Carver Brewing Co. and College Drive Cafe closed during COVID-19 spikes
Carver Brewing Co. plans to reopen Wednesday after it closed for a second time during the COVID-19 pandemic on Nov. 20.
Initially, the popular brewpub plans to open only for dinner from 4 to 9 p.m. weekdays and from 4 to 10 p.m. weekends, but plans are to add lunch as soon as feasible, perhaps as soon as March 11, said co-owner Jim Carver.
“We’re just getting ready for the food to come in. We’ve turned on the refrigeration, and we’ll get our first delivery (Monday),” Carver said.
Carver’s closure before Thanksgiving has allowed it to age beers, and it will offer four different lagers when it reopens.
In addition, Carver’s is beginning to move to 12-ounce cans for sale of its beers to go, switching from growlers and crawlers, which it has used for 33 years.
A beer-canning machine is expected to arrive in mid-March and 18,000 cans have been purchased, Carver said. Beer in cans should be available toward the end of the month, he said.
The lagers were made possible because of the down time.
“Right after we closed, we had four empty beer tanks. So we brewed four batches. We lagered them,” he said. “So they’ve been sitting there for four months now, which is a rare event for a brewery because normally, you need to keep the beer tanks moving.”
The menu will remain familiar to Carver’s patrons.
One new introduction will be “smashburgers.”
“It’s a really great way to cook a burger,” he said. “You press down aggressively against the hot, flat-top grill. And it gives it a great crunchy texture on the edges and a juicy interior.”
Carver’s expects to have its bump-outs up for the warm weather months on March 15, but it may be a few days before it is ready to seat customers.
College Drive CafeAlso, later this month another longtime Durango restaurant, the College Drive Cafe, plans to reopen after going dormant for the pandemic shortly before Christmas.
“We’re looking at maybe the weekend after St.

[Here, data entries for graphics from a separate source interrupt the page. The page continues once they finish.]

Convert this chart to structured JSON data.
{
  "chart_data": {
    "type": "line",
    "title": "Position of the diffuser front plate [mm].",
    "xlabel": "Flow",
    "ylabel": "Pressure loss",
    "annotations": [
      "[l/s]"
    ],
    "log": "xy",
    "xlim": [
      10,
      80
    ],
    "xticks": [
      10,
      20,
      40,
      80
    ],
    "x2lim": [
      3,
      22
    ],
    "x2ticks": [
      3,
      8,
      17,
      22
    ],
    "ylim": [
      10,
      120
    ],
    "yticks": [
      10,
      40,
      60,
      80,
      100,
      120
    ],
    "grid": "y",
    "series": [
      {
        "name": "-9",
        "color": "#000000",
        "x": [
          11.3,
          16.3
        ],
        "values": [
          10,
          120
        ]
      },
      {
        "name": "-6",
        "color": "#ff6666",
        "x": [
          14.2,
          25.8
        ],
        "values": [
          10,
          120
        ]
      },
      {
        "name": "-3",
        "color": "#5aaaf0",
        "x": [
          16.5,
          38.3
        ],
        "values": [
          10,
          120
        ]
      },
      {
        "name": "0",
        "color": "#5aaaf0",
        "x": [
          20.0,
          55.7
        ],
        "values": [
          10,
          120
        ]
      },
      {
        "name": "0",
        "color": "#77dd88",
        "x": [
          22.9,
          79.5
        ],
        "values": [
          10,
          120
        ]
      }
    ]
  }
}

Patrick’s Day,” co-owner Aaron Seitz said.
Hours for the cafe will be from 8 a.m. to 1 p.m., which were introduced during the pandemic. Eventually, the cafe will move back to its traditional hours, 7 a.m. to 2 p.m., Seitz said.
Like Carver’s, College Drive Cafe had reopened in summer briefly and then closed again after the late fall, early winter spike in COVID-19 transmissions in La Plata County.

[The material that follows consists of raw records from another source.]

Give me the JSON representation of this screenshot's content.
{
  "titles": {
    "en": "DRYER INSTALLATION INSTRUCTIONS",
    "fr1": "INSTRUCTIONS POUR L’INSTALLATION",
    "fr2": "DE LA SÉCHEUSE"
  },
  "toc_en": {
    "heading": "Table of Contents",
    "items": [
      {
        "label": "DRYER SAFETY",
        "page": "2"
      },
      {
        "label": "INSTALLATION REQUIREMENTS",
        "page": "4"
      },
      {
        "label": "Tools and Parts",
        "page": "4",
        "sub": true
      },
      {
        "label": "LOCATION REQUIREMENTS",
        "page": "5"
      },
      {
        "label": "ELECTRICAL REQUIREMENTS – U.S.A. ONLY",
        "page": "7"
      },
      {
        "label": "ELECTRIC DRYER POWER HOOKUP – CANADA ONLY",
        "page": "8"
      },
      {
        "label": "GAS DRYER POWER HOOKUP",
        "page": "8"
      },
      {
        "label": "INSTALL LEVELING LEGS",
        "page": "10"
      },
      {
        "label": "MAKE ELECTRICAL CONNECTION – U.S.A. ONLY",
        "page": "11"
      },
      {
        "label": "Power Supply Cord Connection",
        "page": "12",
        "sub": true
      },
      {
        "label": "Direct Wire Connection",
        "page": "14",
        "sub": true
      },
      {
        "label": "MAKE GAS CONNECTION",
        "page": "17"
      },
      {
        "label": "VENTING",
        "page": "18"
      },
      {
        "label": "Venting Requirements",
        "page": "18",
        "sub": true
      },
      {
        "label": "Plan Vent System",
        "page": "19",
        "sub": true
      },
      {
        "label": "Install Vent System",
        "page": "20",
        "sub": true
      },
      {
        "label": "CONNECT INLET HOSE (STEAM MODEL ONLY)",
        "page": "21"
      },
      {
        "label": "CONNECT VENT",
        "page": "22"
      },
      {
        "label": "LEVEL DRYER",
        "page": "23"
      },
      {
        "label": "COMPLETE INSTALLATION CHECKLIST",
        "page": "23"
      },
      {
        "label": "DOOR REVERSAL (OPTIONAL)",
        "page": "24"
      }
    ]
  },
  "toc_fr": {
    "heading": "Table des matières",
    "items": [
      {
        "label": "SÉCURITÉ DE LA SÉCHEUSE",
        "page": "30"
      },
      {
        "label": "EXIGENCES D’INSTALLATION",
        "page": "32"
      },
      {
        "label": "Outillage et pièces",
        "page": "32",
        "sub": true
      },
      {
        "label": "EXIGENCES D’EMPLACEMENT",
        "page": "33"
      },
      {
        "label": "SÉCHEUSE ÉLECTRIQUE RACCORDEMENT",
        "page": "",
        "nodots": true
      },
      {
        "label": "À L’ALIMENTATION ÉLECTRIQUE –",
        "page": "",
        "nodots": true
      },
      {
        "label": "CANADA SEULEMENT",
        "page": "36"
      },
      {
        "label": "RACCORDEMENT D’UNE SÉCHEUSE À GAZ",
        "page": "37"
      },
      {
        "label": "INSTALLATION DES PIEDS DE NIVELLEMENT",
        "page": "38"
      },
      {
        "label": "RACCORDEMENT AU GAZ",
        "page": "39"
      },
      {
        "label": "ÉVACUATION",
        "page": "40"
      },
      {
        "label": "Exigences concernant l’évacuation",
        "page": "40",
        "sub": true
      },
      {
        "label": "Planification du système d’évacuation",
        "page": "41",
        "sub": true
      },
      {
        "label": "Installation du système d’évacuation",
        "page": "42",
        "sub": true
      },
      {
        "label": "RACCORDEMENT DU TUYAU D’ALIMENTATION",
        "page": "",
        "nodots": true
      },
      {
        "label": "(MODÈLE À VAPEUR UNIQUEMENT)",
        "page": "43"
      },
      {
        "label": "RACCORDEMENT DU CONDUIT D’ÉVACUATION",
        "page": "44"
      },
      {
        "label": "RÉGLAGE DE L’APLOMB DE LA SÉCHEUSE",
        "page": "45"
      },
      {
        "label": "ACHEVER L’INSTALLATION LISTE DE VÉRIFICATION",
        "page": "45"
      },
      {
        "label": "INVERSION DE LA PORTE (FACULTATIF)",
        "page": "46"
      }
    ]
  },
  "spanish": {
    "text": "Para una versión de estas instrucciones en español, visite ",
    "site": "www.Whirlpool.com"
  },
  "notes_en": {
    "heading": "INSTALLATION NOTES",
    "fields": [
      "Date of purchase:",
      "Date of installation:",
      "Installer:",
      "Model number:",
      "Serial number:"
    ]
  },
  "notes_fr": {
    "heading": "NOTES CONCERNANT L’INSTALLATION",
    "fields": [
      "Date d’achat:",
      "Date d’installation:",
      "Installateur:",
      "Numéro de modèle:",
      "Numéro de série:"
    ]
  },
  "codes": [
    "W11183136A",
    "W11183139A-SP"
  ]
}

The cafe has been closed since Dec. 20.
“Our staff is pretty solid. We we’re good there. It’s just a matter of ordering the food and jumping in,” Seitz said.
Seitz anticipates fewer problems in reopening a restaurant for spring than when it had reopened after the initial COVID-19 closure in June.
“Last summer when we opened up, it was real challenging, because there were still a lot of issues with what you could get, supply issues. That’s a lot different now,” he said.
Carver, too, said unless COVID-19 throws restaurants another curve ball, he foresees the winter hiatus to be the last for the restaurant.
“We’ve been closed for over six months over the last 12. Very close for almost three in the spring. And over three in the fall,” he said. “But we do see this as behind us now. I think we’ve been waiting for the green light to reopen. And I think we have a bright green light with more vaccinations on the way and warm weather coming.”